Today is that misty, moisty morning. The warm sun gave way to sheets of frozen rain drilling holes in the remaining snowbed, the sizzle heard from inside the warm kitchen nook. The cottonwood and the pine, my favorite trees, are married up in the hazy cold, arms entwined, stallwart survivors of a 100 winters past.

I think the whole family has been feeling a little misty, moisty and gray. The lingerings of our bad cold plague all of us, and the weather isn't helping much. While I feel bleary eyed and stiff this morning, my girls are blithe and limpid in the face of headaches and sore eyes. What a difference thirty years make!

Rain


Remember, our message is not about ourselves; we're proclaiming Jesus Christ, the Master. All we are is messengers, errand runners from Jesus for you. It started when God said, "Light up the darkness!" and our lives filled up with light as we saw and understood God in the face of Christ, all bright and beautiful. If you only look at us, you might well miss the brightness. We carry this precious Message around in the unadorned clay pots of our ordinary lives. That's to prevent anyone from confusing God's incomparable power with us. As it is, there's not much chance of that. You know for yourselves that we're not much to look at. We've been surrounded and battered by troubles, but we're not demoralized; we're not sure what to do, but we know that God knows what to do; we've been spiritually terrorized, but God hasn't left our side; we've been thrown down, but we haven't broken. ~ II Corinthians 4:5-12 (Message)

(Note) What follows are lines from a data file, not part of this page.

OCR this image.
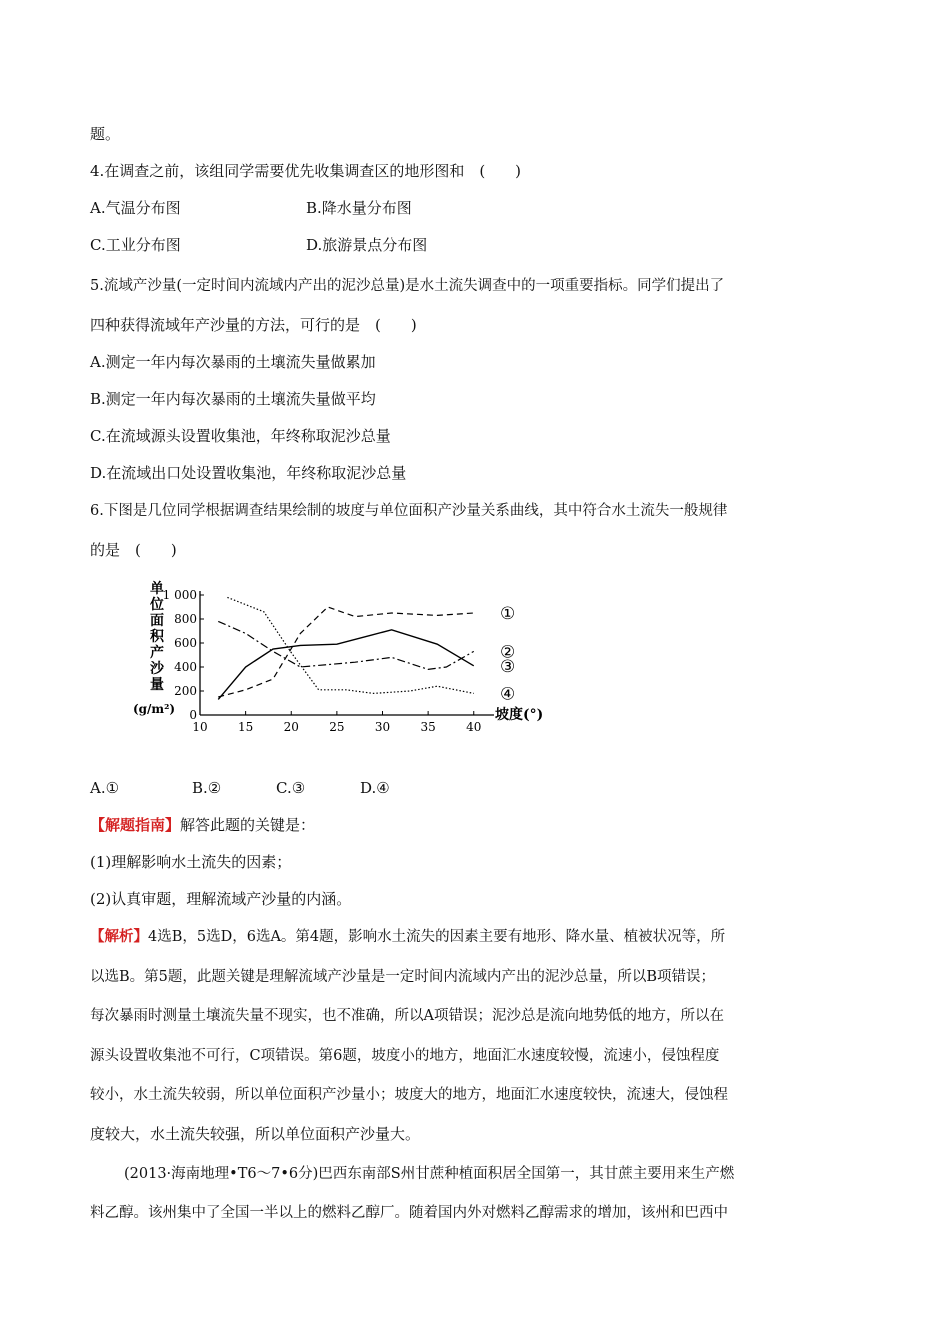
题。
4.在调查之前，该组同学需要优先收集调查区的地形图和　(　　)
A.气温分布图	B.降水量分布图
C.工业分布图	D.旅游景点分布图
5.流域产沙量(一定时间内流域内产出的泥沙总量)是水土流失调查中的一项重要指标。同学们提出了
四种获得流域年产沙量的方法，可行的是　(　　)
A.测定一年内每次暴雨的土壤流失量做累加
B.测定一年内每次暴雨的土壤流失量做平均
C.在流域源头设置收集池，年终称取泥沙总量
D.在流域出口处设置收集池，年终称取泥沙总量
6.下图是几位同学根据调查结果绘制的坡度与单位面积产沙量关系曲线，其中符合水土流失一般规律
的是　(　　)
单
位
面
积
产
沙
量
(g/m²) 0
200
400
600
800
1 000
10	15	20	25	30	35	40
①
②
③
④
坡度(°)
A.①	B.②	C.③	D.④
【解题指南】解答此题的关键是：
(1)理解影响水土流失的因素；
(2)认真审题，理解流域产沙量的内涵。
【解析】4选B，5选D，6选A。第4题，影响水土流失的因素主要有地形、降水量、植被状况等，所
以选B。第5题，此题关键是理解流域产沙量是一定时间内流域内产出的泥沙总量，所以B项错误；
每次暴雨时测量土壤流失量不现实，也不准确，所以A项错误；泥沙总是流向地势低的地方，所以在
源头设置收集池不可行，C项错误。第6题，坡度小的地方，地面汇水速度较慢，流速小，侵蚀程度
较小，水土流失较弱，所以单位面积产沙量小；坡度大的地方，地面汇水速度较快，流速大，侵蚀程
度较大，水土流失较强，所以单位面积产沙量大。
(2013·海南地理•T6～7•6分)巴西东南部S州甘蔗种植面积居全国第一，其甘蔗主要用来生产燃
料乙醇。该州集中了全国一半以上的燃料乙醇厂。随着国内外对燃料乙醇需求的增加，该州和巴西中
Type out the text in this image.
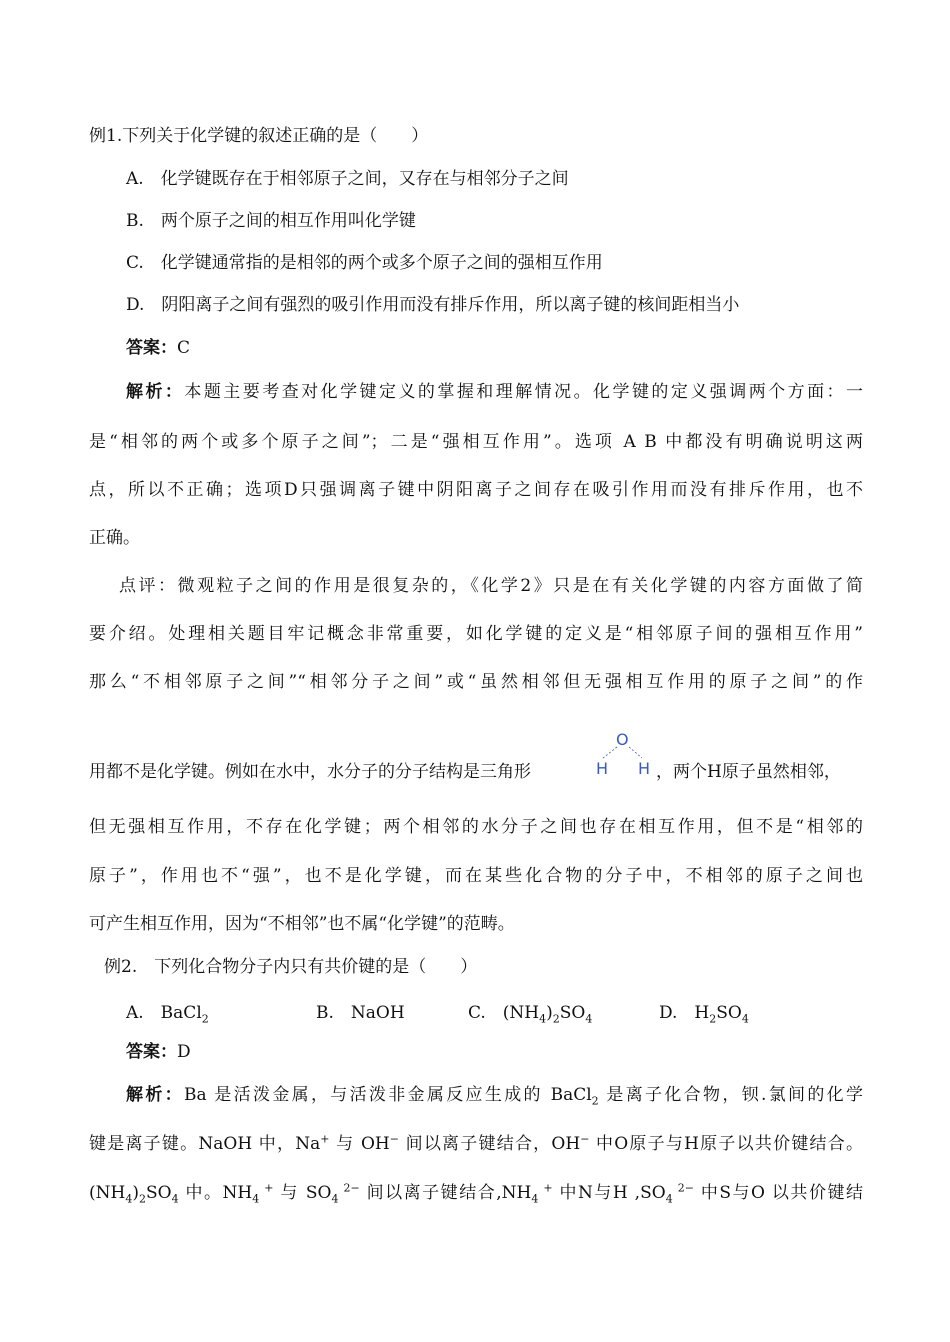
例1.下列关于化学键的叙述正确的是（　　）
A.　化学键既存在于相邻原子之间，又存在与相邻分子之间
B.　两个原子之间的相互作用叫化学键
C.　化学键通常指的是相邻的两个或多个原子之间的强相互作用
D.　阴阳离子之间有强烈的吸引作用而没有排斥作用，所以离子键的核间距相当小
答案：C
解析：本题主要考查对化学键定义的掌握和理解情况。化学键的定义强调两个方面：一
是“相邻的两个或多个原子之间”；二是“强相互作用”。选项 A B 中都没有明确说明这两
点，所以不正确；选项D只强调离子键中阴阳离子之间存在吸引作用而没有排斥作用，也不
正确。
点评：微观粒子之间的作用是很复杂的，《化学2》只是在有关化学键的内容方面做了简
要介绍。处理相关题目牢记概念非常重要，如化学键的定义是“相邻原子间的强相互作用”
那么“不相邻原子之间”“相邻分子之间”或“虽然相邻但无强相互作用的原子之间”的作
用都不是化学键。例如在水中，水分子的分子结构是三角形
O
H H ，两个H原子虽然相邻，
但无强相互作用，不存在化学键；两个相邻的水分子之间也存在相互作用，但不是“相邻的
原子”，作用也不“强”，也不是化学键，而在某些化合物的分子中，不相邻的原子之间也
可产生相互作用，因为“不相邻”也不属“化学键”的范畴。
例2.　下列化合物分子内只有共价键的是（　　）
A.　BaCl$_2$	B.　NaOH	C.　$(NH_4)_2SO_4$	D.　$H_2SO_4$
答案：D
解析：Ba 是活泼金属，与活泼非金属反应生成的 BaCl$_2$ 是离子化合物，钡.氯间的化学
键是离子键。NaOH 中，Na+ 与 OH− 间以离子键结合，OH− 中O原子与H原子以共价键结合。
$(NH_4)_2SO_4$ 中。$NH_4$ + 与 $SO_4$ $^{2-}$ 间以离子键结合$,NH_4$ + 中N与H $,SO_4$ $^{2-}$ 中S与O 以共价键结
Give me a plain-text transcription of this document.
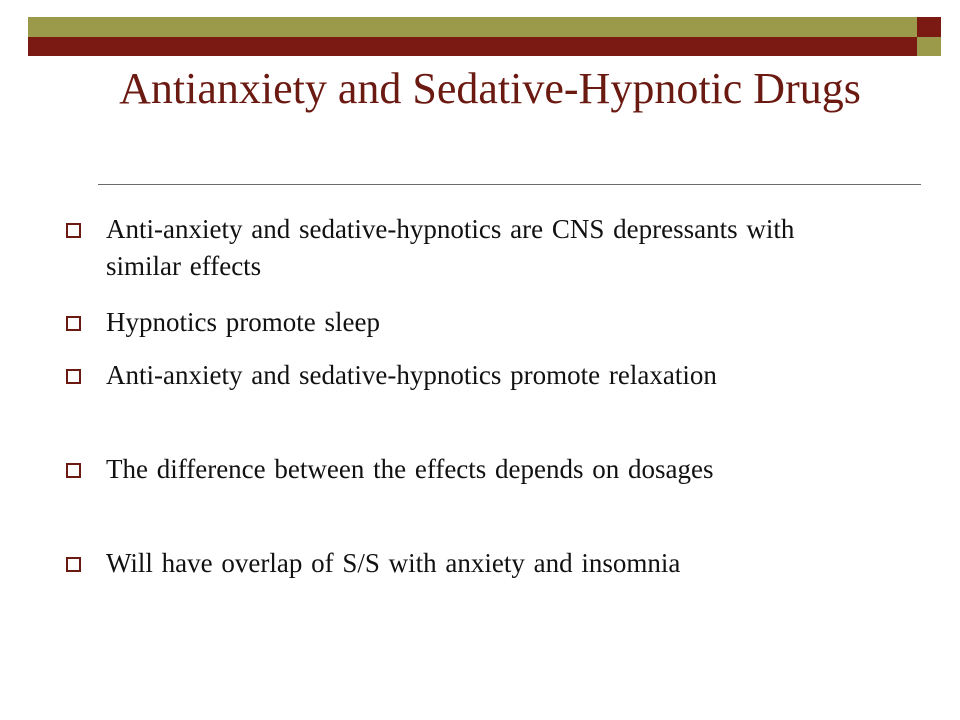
Antianxiety and Sedative-Hypnotic Drugs
Anti-anxiety and sedative-hypnotics are CNS depressants with similar effects
Hypnotics promote sleep
Anti-anxiety and sedative-hypnotics promote relaxation
The difference between the effects depends on dosages
Will have overlap of S/S with anxiety and insomnia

We woke up to a slow, cold February rain. In Wisconsin, rain in February is invariably accompanied by sleet-driving winds and icy driveways. I woke up expecting sun, or snow, or at worst, a gray wind. Rain wasn't in my plans. Nor my childrens...magically, they awake to every day as if it were a surprise to be discovered. No plans to be lived up to, or destroyed.

Raindrops on the windows, freezing before they ran the length of the pane. A new experience for the youngest of the three girls. She was in a state of awe, tracing their tracks down the windowpanes and gleefully waking her sisters at first light to share the bliss of a rainstorm in February.


Cancer is my rain in February. Unexpected, it raises the stakes. I feel as though I am thoroughly entrenched in my adult mindset, looking out on a dreary day with fatigue and hopelessness and disappointment. Cancer is a ride down a path I didn't see coming, a fork in the road that I would rather not take. To my children, it is an endless myriad of discovery as we explore the depths of God's grace and plumb the well of His eternal kindness. I looked at the rain today with fresh eyes, and cancer with it. An allegory is so much easier to grasp than real life.